Gearreald v. Just Care, Inc.: In Appraisal Proceeding, Court of Chancery Determines Fair Value of Company to Be $34 Million-$6 Million Less than Acquisition Price

June 5, 2012

Publication| Corporate Transactions| Corporate & Chancery Litigation

In Gearreald v. Just Care, Inc., C.A. No. 5233-VCP (Del. Ch. Apr. 30, 2012), the Court of Chancery found in an appraisal proceeding that the fair value of Just Care, Inc. (“Just Care”) was $34,244,570, approximately $6 million less than the acquisition price.

Just Care—a privately held company that operates a private healthcare detention facility in South Carolina—was acquired in a strategic transaction for $40 million. The appraisal petitioners included Just Care’s founder and former CEO, who voted in favor of the merger as a director before voting against it as a stockholder, and Just Care’s CFO. The petitioners claimed that the fair value of Just Care as of the merger was $55.2 million; Just Care contended $33.6 million.

The Court relied upon a discounted cash flow analysis in determining fair value. Initially, the Court considered the credibility of Just Care’s management projections, which were prepared outside of the ordinary course and at a time when the CEO and CFO risked losing their positions if the acquisition bid succeeded and were trying to convince Just Care’s board to pursue different alternatives. Accordingly, the Court found that the projections were not entitled to the same deference usually afforded to contemporaneously prepared management projections. Additionally, the Court determined that an out-of-state expansion scenario included in the projections was too speculative to be included in the valuation of Just Care, which had operated only one facility in 11 years of existence.

In determining a discount rate for the DCF analysis, the Court stated that the correct capital structure for an appraisal of Just Care is the theoretical capital structure it would have maintained as a going concern. Specifically, changes to Just Care’s capital structure made in relation to the merger—in this case, Just Care’s paying off all debt as a condition of the merger—should not be considered in determining appraised value.

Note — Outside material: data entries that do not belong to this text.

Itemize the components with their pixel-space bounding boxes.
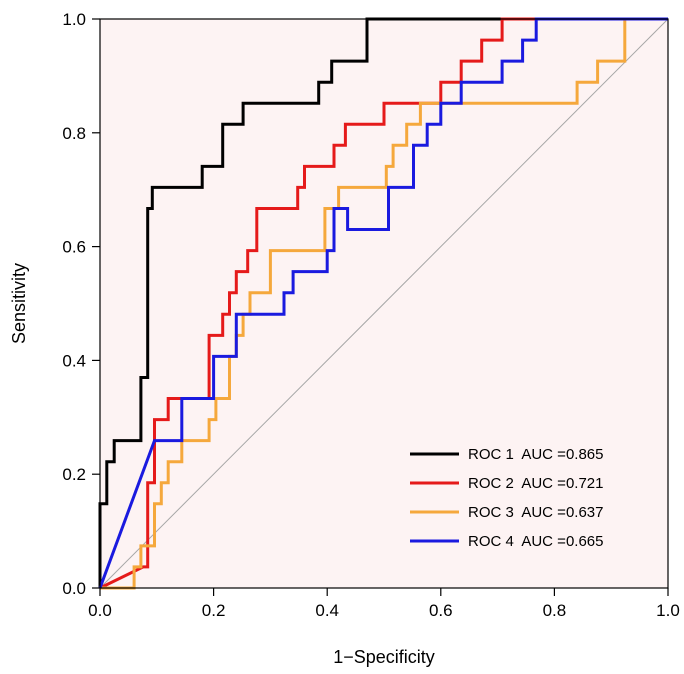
legend-label-roc-3: ROC 3 AUC =0.637 — [468, 504, 603, 521]
x-tick-label: 0.4 — [315, 601, 339, 620]
legend-label-roc-1: ROC 1 AUC =0.865 — [468, 446, 603, 463]
legend-label-roc-4: ROC 4 AUC =0.665 — [468, 533, 603, 550]
y-tick-label: 0.8 — [62, 124, 86, 143]
y-tick-label: 1.0 — [62, 10, 86, 29]
series-layer — [98, 17, 668, 590]
y-tick-label: 0.4 — [62, 351, 86, 370]
y-tick-label: 0.0 — [62, 579, 86, 598]
x-tick-label: 0.2 — [202, 601, 226, 620]
x-tick-label: 1.0 — [656, 601, 680, 620]
x-tick-label: 0.0 — [88, 601, 112, 620]
roc-curve-2 — [99, 17, 668, 590]
legend: ROC 1 AUC =0.865 ROC 2 AUC =0.721 ROC 3 AU… — [410, 446, 603, 550]
plot-frame — [99, 18, 669, 589]
y-tick-label: 0.6 — [62, 238, 86, 257]
x-tick-label: 0.6 — [429, 601, 453, 620]
x-axis-title: 1−Specificity — [333, 647, 435, 667]
roc-curve-1 — [98, 17, 668, 588]
y-axis-title: Sensitivity — [9, 263, 29, 344]
roc-curve-4 — [98, 17, 668, 589]
legend-label-roc-2: ROC 2 AUC =0.721 — [468, 475, 603, 492]
y-tick-label: 0.2 — [62, 465, 86, 484]
x-tick-label: 0.8 — [543, 601, 567, 620]
reference-diagonal — [99, 18, 669, 589]
axis-ticks: 0.0 0.2 0.4 0.6 0.8 1.0 0.0 0.2 0.4 0.6 0.8 1.0 — [62, 10, 679, 620]
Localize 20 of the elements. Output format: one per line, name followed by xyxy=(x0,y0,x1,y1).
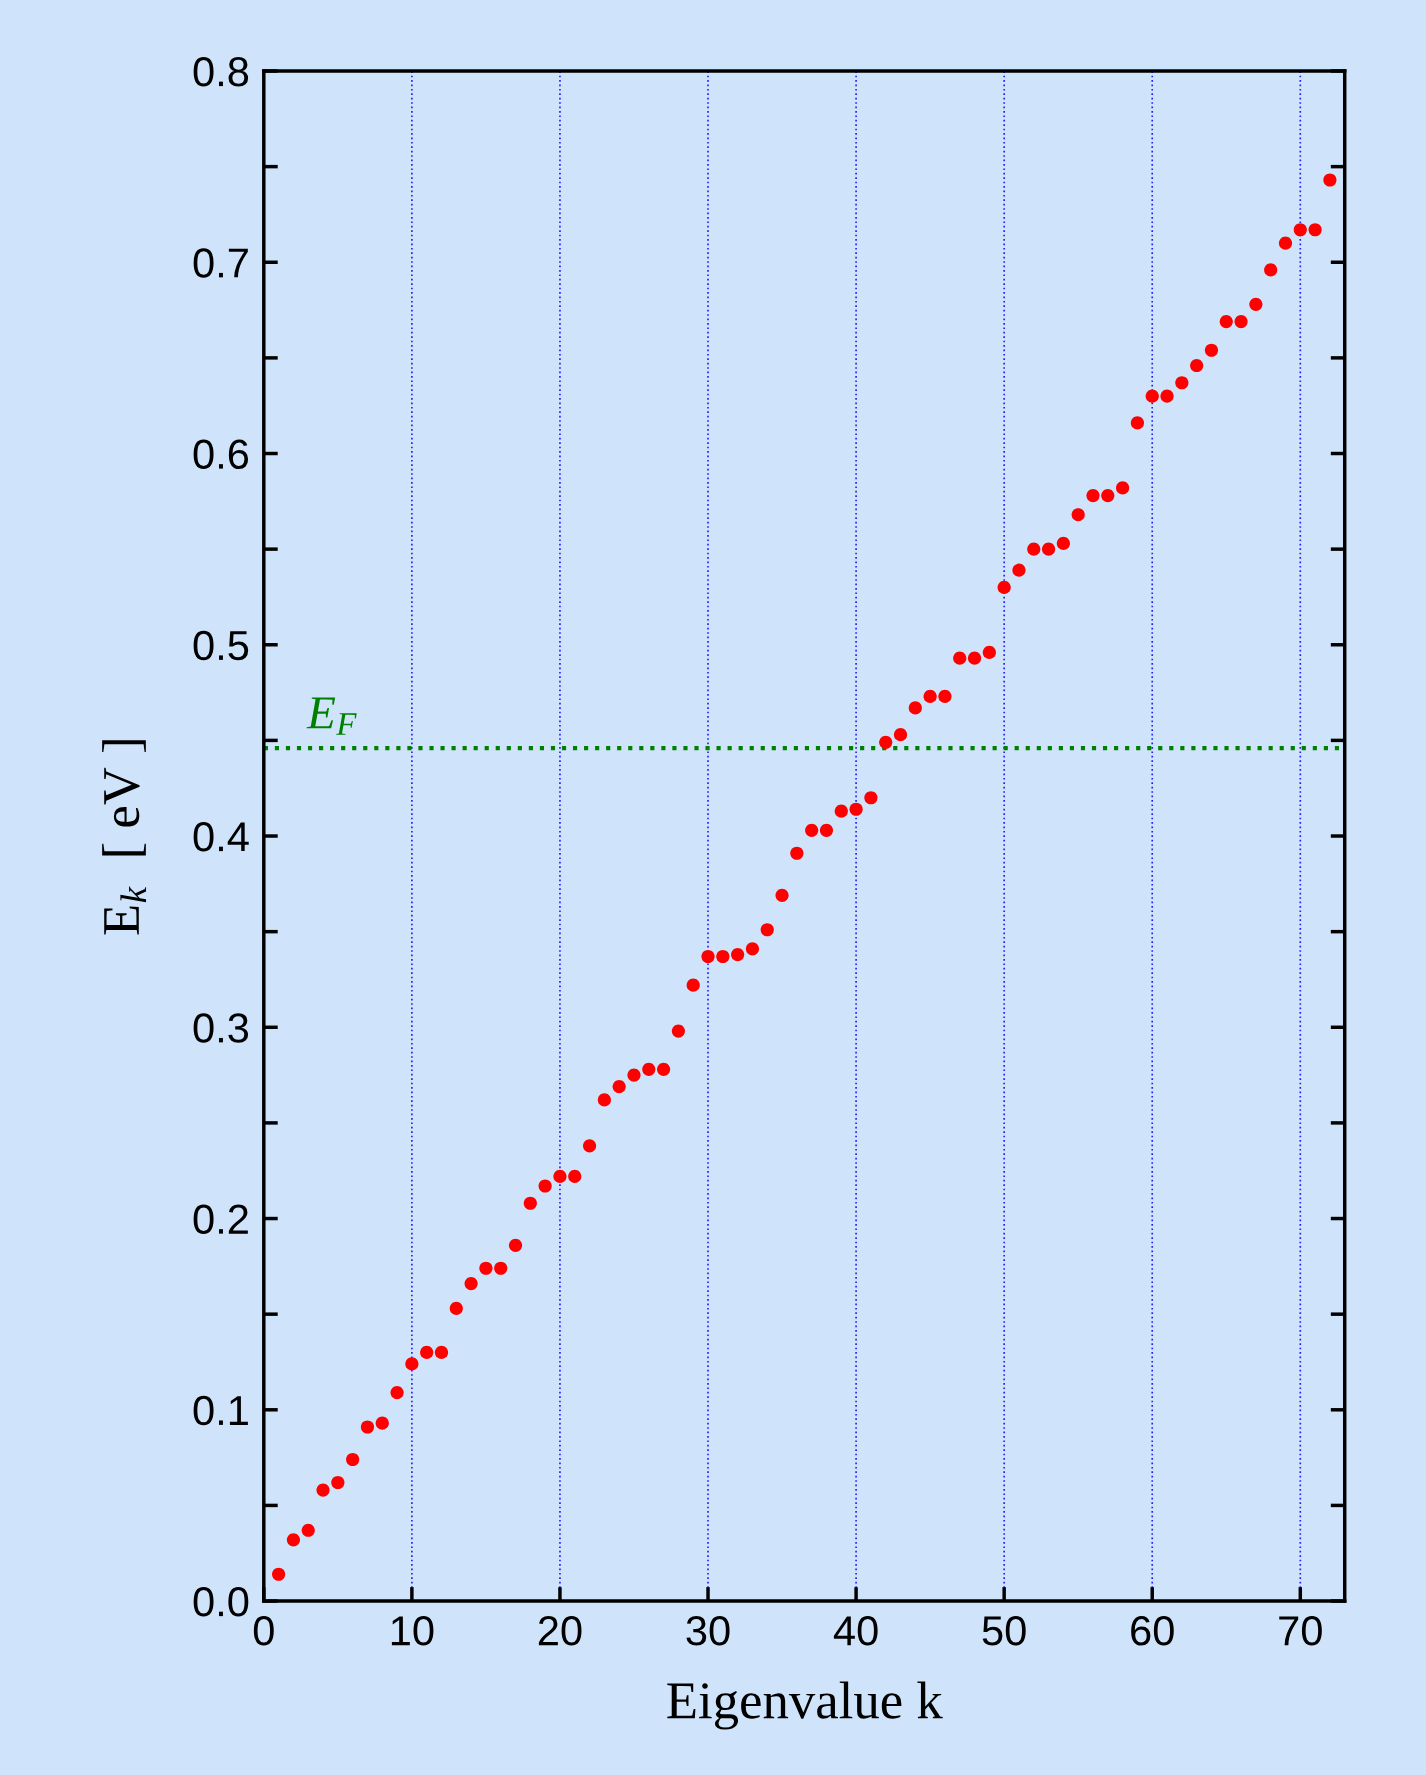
x-tick-label: 20 xyxy=(538,1616,582,1646)
y-tick-label: 0.3 xyxy=(193,1013,249,1043)
x-tick-label: 10 xyxy=(391,1616,434,1646)
x-tick-label: 0 xyxy=(253,1616,274,1646)
x-tick-label: 50 xyxy=(982,1616,1026,1646)
y-axis-title: E$_{k}$ [ eV ] xyxy=(102,740,147,935)
y-tick-label: 0.8 xyxy=(193,57,249,87)
y-tick-label: 0.0 xyxy=(193,1587,249,1617)
y-tick-label: 0.1 xyxy=(193,1395,248,1426)
y-tick-label: 0.5 xyxy=(193,630,249,661)
y-tick-label: 0.4 xyxy=(193,822,249,852)
x-axis-title: Eigenvalue k xyxy=(667,1681,943,1730)
y-tick-label: 0.6 xyxy=(193,439,249,470)
y-tick-label: 0.2 xyxy=(193,1204,248,1235)
x-tick-label: 40 xyxy=(833,1616,878,1646)
ref-line-label: E$_{F}$ xyxy=(306,697,357,735)
y-tick-label: 0.7 xyxy=(193,248,248,278)
x-tick-label: 70 xyxy=(1279,1616,1322,1646)
x-tick-label: 60 xyxy=(1131,1616,1174,1646)
x-tick-label: 30 xyxy=(686,1616,730,1646)
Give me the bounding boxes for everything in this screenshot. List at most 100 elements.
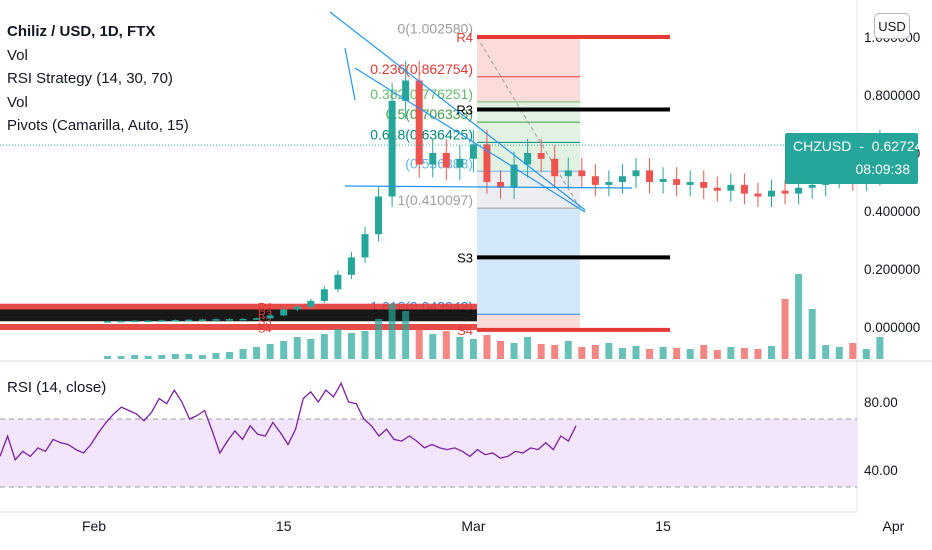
fib-zone-blue bbox=[477, 208, 580, 315]
old-pivot-label: S3 bbox=[258, 316, 271, 328]
volume-bar bbox=[253, 347, 261, 359]
candle-body bbox=[659, 179, 667, 182]
candle-body bbox=[686, 182, 694, 185]
pivot-label: R3 bbox=[456, 103, 473, 118]
volume-bar bbox=[510, 343, 518, 359]
legend-item-vol-2[interactable]: Vol bbox=[7, 93, 28, 111]
volume-bar bbox=[402, 311, 410, 359]
candle-body bbox=[226, 319, 233, 321]
candle-body bbox=[185, 319, 193, 322]
candle-body bbox=[402, 80, 410, 101]
candle-body bbox=[700, 182, 708, 188]
price-tag-countdown: 08:09:38 bbox=[855, 161, 911, 177]
volume-bar bbox=[497, 341, 504, 359]
volume-bar bbox=[862, 349, 870, 359]
candle-body bbox=[293, 306, 301, 310]
volume-bar bbox=[754, 349, 762, 359]
volume-bar bbox=[280, 341, 288, 359]
fib-label: 0(1.002580) bbox=[397, 20, 473, 36]
volume-bar bbox=[740, 348, 748, 359]
candle-body bbox=[442, 153, 450, 168]
volume-bar bbox=[659, 347, 667, 359]
volume-bar bbox=[781, 299, 789, 359]
volume-bar bbox=[429, 334, 437, 359]
candle-body bbox=[551, 158, 559, 177]
volume-bar bbox=[144, 356, 152, 359]
old-pivot-line bbox=[0, 315, 477, 322]
volume-bar bbox=[727, 347, 735, 359]
currency-button[interactable]: USD bbox=[874, 13, 910, 39]
rsi-pane-title[interactable]: RSI (14, close) bbox=[7, 379, 107, 396]
fib-diagonal bbox=[476, 36, 581, 209]
volume-bar bbox=[239, 349, 247, 359]
old-pivot-line bbox=[0, 303, 477, 310]
legend-item-rsi-strategy[interactable]: RSI Strategy (14, 30, 70) bbox=[7, 70, 173, 87]
volume-bar bbox=[415, 329, 423, 359]
volume-bar bbox=[605, 343, 613, 359]
volume-bar bbox=[686, 349, 694, 359]
candle-body bbox=[347, 257, 355, 275]
candle-body bbox=[171, 320, 179, 322]
candle-body bbox=[754, 193, 762, 197]
volume-bar bbox=[456, 337, 464, 359]
candle-body bbox=[727, 184, 735, 191]
legend-item-vol[interactable]: Vol bbox=[7, 46, 28, 64]
candle-body bbox=[483, 144, 491, 182]
legend-symbol[interactable]: Chiliz / USD, 1D, FTX bbox=[7, 23, 156, 40]
volume-bar bbox=[673, 348, 681, 359]
candle-body bbox=[280, 309, 288, 316]
fib-zone-red bbox=[477, 36, 580, 102]
old-pivot-label: S4 bbox=[258, 323, 271, 335]
volume-bar bbox=[212, 353, 220, 359]
candle-body bbox=[618, 176, 626, 182]
y-tick-label: 0.400000 bbox=[864, 204, 920, 219]
volume-bar bbox=[226, 352, 233, 359]
volume-bar bbox=[700, 345, 708, 359]
volume-bar bbox=[185, 354, 193, 359]
volume-bar bbox=[876, 337, 884, 359]
x-tick-label: Apr bbox=[883, 518, 905, 534]
volume-bar bbox=[131, 355, 139, 359]
volume-bar bbox=[469, 339, 477, 359]
volume-bar bbox=[564, 341, 572, 359]
last-price-tag: CHZUSD - 0.627249 08:09:38 bbox=[785, 133, 930, 184]
volume-bar bbox=[375, 319, 383, 359]
volume-bar bbox=[524, 337, 532, 359]
candle-body bbox=[320, 289, 328, 301]
volume-bar bbox=[293, 337, 301, 359]
candle-body bbox=[578, 170, 586, 177]
volume-bar bbox=[646, 349, 654, 359]
candle-body bbox=[158, 320, 166, 322]
candle-body bbox=[768, 190, 775, 197]
candle-body bbox=[388, 100, 396, 197]
volume-bar bbox=[347, 333, 355, 359]
volume-bar bbox=[578, 347, 586, 359]
trend-line bbox=[344, 47, 356, 101]
candle-body bbox=[131, 320, 139, 323]
price-tag-symbol: CHZUSD bbox=[793, 138, 852, 154]
volume-bar bbox=[307, 339, 315, 359]
candle-body bbox=[632, 170, 640, 177]
indicator-legend: Chiliz / USD, 1D, FTX Vol RSI Strategy (… bbox=[7, 20, 189, 138]
candle-body bbox=[497, 182, 504, 188]
rsi-line bbox=[0, 381, 577, 462]
x-tick-label: Feb bbox=[82, 518, 106, 534]
candle-body bbox=[740, 184, 748, 194]
candle-body bbox=[673, 179, 681, 185]
candle-body bbox=[605, 182, 613, 185]
trend-line bbox=[329, 11, 586, 211]
legend-item-pivots[interactable]: Pivots (Camarilla, Auto, 15) bbox=[7, 117, 189, 134]
volume-bar bbox=[388, 304, 396, 359]
old-pivot-line bbox=[0, 309, 477, 316]
x-tick-label: 15 bbox=[276, 518, 292, 534]
volume-bar bbox=[198, 355, 206, 359]
candle-body bbox=[564, 170, 572, 177]
candle-body bbox=[212, 319, 220, 321]
volume-bar bbox=[537, 344, 545, 359]
volume-bar bbox=[822, 345, 830, 359]
candle-body bbox=[591, 176, 599, 185]
candle-body bbox=[808, 184, 816, 188]
volume-bar bbox=[591, 345, 599, 359]
volume-bar bbox=[266, 344, 274, 359]
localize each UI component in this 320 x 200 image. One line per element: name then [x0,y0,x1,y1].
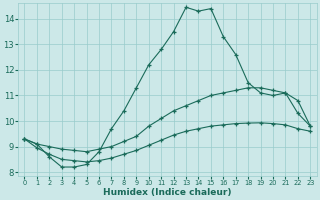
X-axis label: Humidex (Indice chaleur): Humidex (Indice chaleur) [103,188,232,197]
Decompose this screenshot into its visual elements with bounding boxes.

Accordingly, the Court explained that it was inappropriate to apply Just Care’s actual capital structure as of the merger’s closing in the appraisal analysis.

The Court also applied an equity size premium to account for the higher rate of return demanded by investors to compensate for the greater risk associated with smaller companies. Both experts agreed that, by size alone, Just Care falls within Ibbotson decile 10b, which includes companies with market capitalizations of $1.6 million–$136 million, but the petitioners argued for the application of an equity size premium implied for larger decile 10a companies. Since one of the reasons investors demand higher returns from smaller companies is because smaller companies tend to be less liquid, the petitioners advocated applying a lower equity size premium to eliminate the “liquidity effect” contained within the size premium. While the Court agreed that a liquidity discount related to transactions between a company’s shareholders and other market participants is prohibited in an appraisal proceeding, the liquidity effect the petitioners advocated eliminating in this case arose in relation to transactions between Just Care and its providers of capital and, as such, was part of Just Care’s value as a going concern.